The client who has had an abdominal perineal resection is being discharged. Which discharge information should the nurse teach?
- A. The stoma should be a white, blue, or purple color.
- B. Limit ambulation to prevent the pouch from coming off.
- C. Take pain medication when the pain level is at an '8.'
- D. Empty the pouch when it is one-third to one-half full.
Correct Answer: D
Rationale: Emptying the pouch when one-third to one-half full prevents leaks and skin irritation. A healthy stoma is pink/moist, ambulation is encouraged, and pain medication should be taken before pain becomes severe.
The client is placed on percutaneous endoscopic gastrostomy (PEG) tube feedings. Which occurrence warrants immediate intervention by the nurse?
- A. The client tolerates the feedings being infused at 50 mL/hr.
- B. The client pulls.Concurrent with the PEG tube out.
- C. The client complains of being thirsty.
- D. The client has green, watery stool.
Correct Answer: B
Rationale: A dislodged PEG tube risks peritonitis or feeding leakage, requiring immediate intervention.

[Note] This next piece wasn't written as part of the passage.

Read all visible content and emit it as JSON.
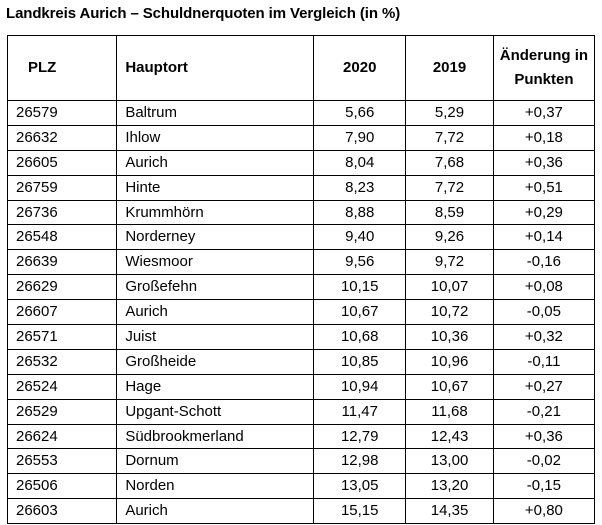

Tolerated feedings, thirst, and green stool are less urgent.
Which diagnostic data should be reported to the health-care provider (HCP) immediately?
- A. The ABG result of pH 7.11, PaCO2 45, HCO3 20, and PaO2 98 for a client diagnosed with type 1 diabetes.
- B. Sodium 137 mEq/L, potassium 4 mEq/L, glucose 120 mg/dL for a client diagnosed with gastroenteritis.
- C. Hemoglobin 9.4 g/dL and hematocrit 29% for a client who received a blood transfusion on the previous shift.
- D. A pulse oximetry reading of 93% for a client diagnosed with chronic obstructive pulmonary disease (COPD).
Correct Answer: A
Rationale: A pH of 7.11 indicates severe acidosis (likely DKA in type 1 diabetes), requiring immediate HCP notification. Normal electrolytes, post-transfusion anemia, and COPD oximetry are less urgent.